Let $f$ be a function from a metric space to a metric space. Prove that $f$ is continuous i.f.f it sends convergent sequences into convergent seq. My question is as stated in the title; Let $f$ be a function from a metric space to a [second] metric space. Prove that $f$ is continuous if and only if it sends convergent sequences into convergent sequences.
To be honest, I am a bit stuck on this one and would appreciate any input how to get started.
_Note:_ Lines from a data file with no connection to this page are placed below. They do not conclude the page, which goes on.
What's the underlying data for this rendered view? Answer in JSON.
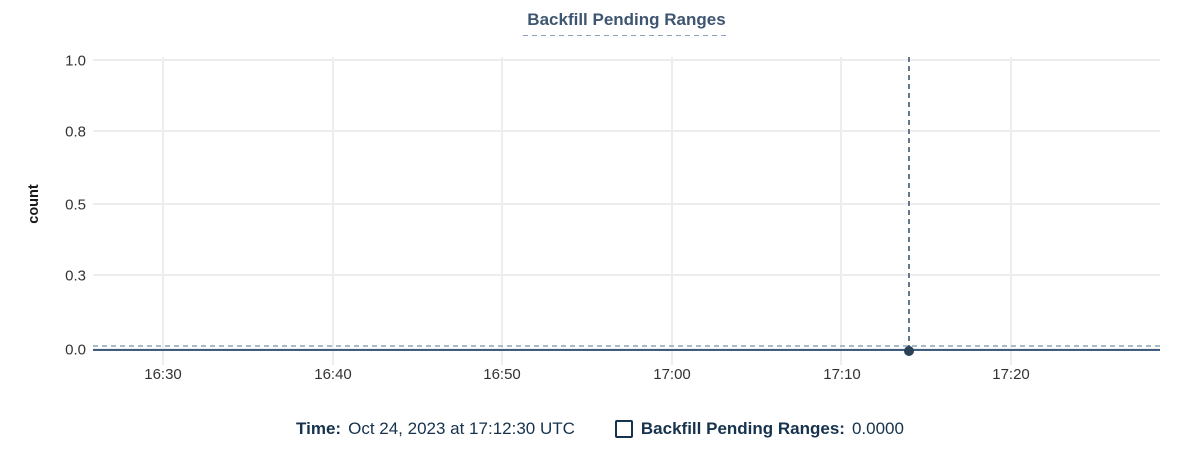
{
  "title": "Backfill Pending Ranges",
  "chart_data": {
    "type": "line",
    "title": "Backfill Pending Ranges",
    "xlabel": "",
    "ylabel": "count",
    "x_tick_labels": [
      "16:30",
      "16:40",
      "16:50",
      "17:00",
      "17:10",
      "17:20"
    ],
    "y_tick_labels": [
      "1.0",
      "0.8",
      "0.5",
      "0.3",
      "0.0"
    ],
    "ylim": [
      0,
      1
    ],
    "grid": true,
    "legend_position": "bottom",
    "series": [
      {
        "name": "Backfill Pending Ranges",
        "x": [
          "16:30",
          "16:40",
          "16:50",
          "17:00",
          "17:10",
          "17:20"
        ],
        "values": [
          0,
          0,
          0,
          0,
          0,
          0
        ],
        "color": "#3f5c7e"
      }
    ],
    "hover_point": {
      "time": "17:12:30",
      "value": 0.0
    }
  },
  "legend": {
    "time_label": "Time:",
    "time_value": "Oct 24, 2023 at 17:12:30 UTC",
    "series_label": "Backfill Pending Ranges:",
    "series_value": "0.0000",
    "checkbox_checked": false
  },
  "colors": {
    "title": "#3e5670",
    "axis_text": "#333333",
    "gridline": "#ededed",
    "series_line": "#3f5c7e",
    "point_marker": "#2b4156",
    "crosshair_vertical": "#64788e",
    "crosshair_horizontal": "#a9bac7",
    "legend_text": "#16324d"
  }
}
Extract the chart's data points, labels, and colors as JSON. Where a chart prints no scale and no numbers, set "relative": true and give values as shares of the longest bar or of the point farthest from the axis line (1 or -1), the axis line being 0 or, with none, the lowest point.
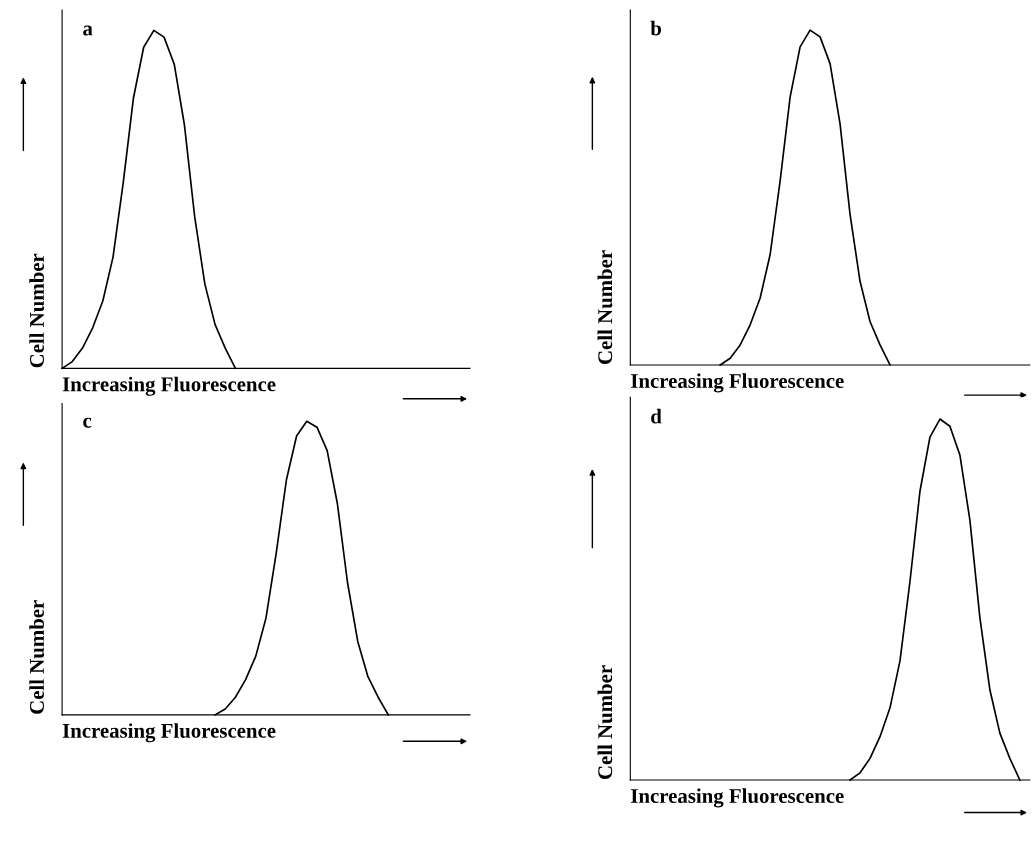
{
  "chart_data": [
    {
      "type": "line",
      "relative": true,
      "xlabel": "Increasing Fluorescence",
      "ylabel": "Cell Number",
      "annotations": [
        "a"
      ],
      "marker": "none",
      "line_style": "solid",
      "categories": [
        null,
        null,
        null,
        null,
        null,
        null,
        null,
        null,
        null,
        null,
        null,
        null,
        null,
        null,
        null,
        null,
        null,
        null,
        null,
        null,
        null,
        null,
        null,
        null,
        null,
        null,
        null,
        null,
        null,
        null,
        null,
        null,
        null,
        null,
        null,
        null,
        null,
        null,
        null,
        null,
        null
      ],
      "series": [
        {
          "color": "#000000",
          "values": [
            0,
            0.02,
            0.06,
            0.12,
            0.2,
            0.33,
            0.55,
            0.8,
            0.95,
            1.0,
            0.98,
            0.9,
            0.72,
            0.45,
            0.25,
            0.13,
            0.06,
            0,
            null,
            null,
            null,
            null,
            null,
            null,
            null,
            null,
            null,
            null,
            null,
            null,
            null,
            null,
            null,
            null,
            null,
            null,
            null,
            null,
            null,
            null,
            null
          ]
        }
      ]
    },
    {
      "type": "line",
      "relative": true,
      "xlabel": "Increasing Fluorescence",
      "ylabel": "Cell Number",
      "annotations": [
        "b"
      ],
      "marker": "none",
      "line_style": "solid",
      "categories": [
        null,
        null,
        null,
        null,
        null,
        null,
        null,
        null,
        null,
        null,
        null,
        null,
        null,
        null,
        null,
        null,
        null,
        null,
        null,
        null,
        null,
        null,
        null,
        null,
        null,
        null,
        null,
        null,
        null,
        null,
        null,
        null,
        null,
        null,
        null,
        null,
        null,
        null,
        null,
        null,
        null
      ],
      "series": [
        {
          "color": "#000000",
          "values": [
            null,
            null,
            null,
            null,
            null,
            null,
            null,
            null,
            null,
            0,
            0.02,
            0.06,
            0.12,
            0.2,
            0.33,
            0.55,
            0.8,
            0.95,
            1.0,
            0.98,
            0.9,
            0.72,
            0.45,
            0.25,
            0.13,
            0.06,
            0,
            null,
            null,
            null,
            null,
            null,
            null,
            null,
            null,
            null,
            null,
            null,
            null,
            null,
            null
          ]
        }
      ]
    },
    {
      "type": "line",
      "relative": true,
      "xlabel": "Increasing Fluorescence",
      "ylabel": "Cell Number",
      "annotations": [
        "c"
      ],
      "marker": "none",
      "line_style": "solid",
      "categories": [
        null,
        null,
        null,
        null,
        null,
        null,
        null,
        null,
        null,
        null,
        null,
        null,
        null,
        null,
        null,
        null,
        null,
        null,
        null,
        null,
        null,
        null,
        null,
        null,
        null,
        null,
        null,
        null,
        null,
        null,
        null,
        null,
        null,
        null,
        null,
        null,
        null,
        null,
        null,
        null,
        null
      ],
      "series": [
        {
          "color": "#000000",
          "values": [
            null,
            null,
            null,
            null,
            null,
            null,
            null,
            null,
            null,
            null,
            null,
            null,
            null,
            null,
            null,
            0,
            0.02,
            0.06,
            0.12,
            0.2,
            0.33,
            0.55,
            0.8,
            0.95,
            1.0,
            0.98,
            0.9,
            0.72,
            0.45,
            0.25,
            0.13,
            0.06,
            0,
            null,
            null,
            null,
            null,
            null,
            null,
            null,
            null
          ]
        }
      ]
    },
    {
      "type": "line",
      "relative": true,
      "xlabel": "Increasing Fluorescence",
      "ylabel": "Cell Number",
      "annotations": [
        "d"
      ],
      "marker": "none",
      "line_style": "solid",
      "categories": [
        null,
        null,
        null,
        null,
        null,
        null,
        null,
        null,
        null,
        null,
        null,
        null,
        null,
        null,
        null,
        null,
        null,
        null,
        null,
        null,
        null,
        null,
        null,
        null,
        null,
        null,
        null,
        null,
        null,
        null,
        null,
        null,
        null,
        null,
        null,
        null,
        null,
        null,
        null,
        null,
        null
      ],
      "series": [
        {
          "color": "#000000",
          "values": [
            null,
            null,
            null,
            null,
            null,
            null,
            null,
            null,
            null,
            null,
            null,
            null,
            null,
            null,
            null,
            null,
            null,
            null,
            null,
            null,
            null,
            null,
            0,
            0.02,
            0.06,
            0.12,
            0.2,
            0.33,
            0.55,
            0.8,
            0.95,
            1.0,
            0.98,
            0.9,
            0.72,
            0.45,
            0.25,
            0.13,
            0.06,
            0,
            null
          ]
        }
      ]
    }
  ]
}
What is the intuition? 
 A: Hint:
Let $\{a_n\}$ be any convergent sequence in $X$ and suppose that $\lim_{n\to\infty}a_n=a$, i.e. $\forall \delta>0$, $\exists M > 0$ such that
$$n\geq M \implies |a_n-a| < \delta$$
Now because $f: X \to Y$ is continuous at $x=a$, for any $\epsilon>0$ you will find a positive $\delta>0$ such that $|x-a|<\delta \implies |f(x)-f(a)| < \epsilon$. How can you combine these two facts?
To prove the other direction, suppose that $f$ is not continuous at some point $x=a$, then $\exists\epsilon_{\star}>0$ such that for all $\delta>0$, we have $|x-a|<\delta$ but $|f(x)-f(a)| \geq \epsilon_{\star}$. Take $\delta = \frac{1}{n}$ to construct a sequence $\{a_n\}$ such that $a_n\to a$. 
Now define a new sequence $\{b_n\}$ such that
$$b_n=\begin{cases}
a_n & \text{if $n$ is odd} \\ a & \text{if $n$ is even}
\end{cases}$$
Then $\lim_{n\to\infty}b_n=a$ still remains true but $f(b_n)$ is NOT a Cauchy sequence because $|f(b_{2n+1})-f(b_{2n})|=|f(a_{2n+1})-f(a)| \geq \epsilon_{\star}$. Because any convergent sequence is a Cauchy sequence, the sequence $\{f(b_n)\}_{n=1}^{\infty}$ does not converge. Contradiction.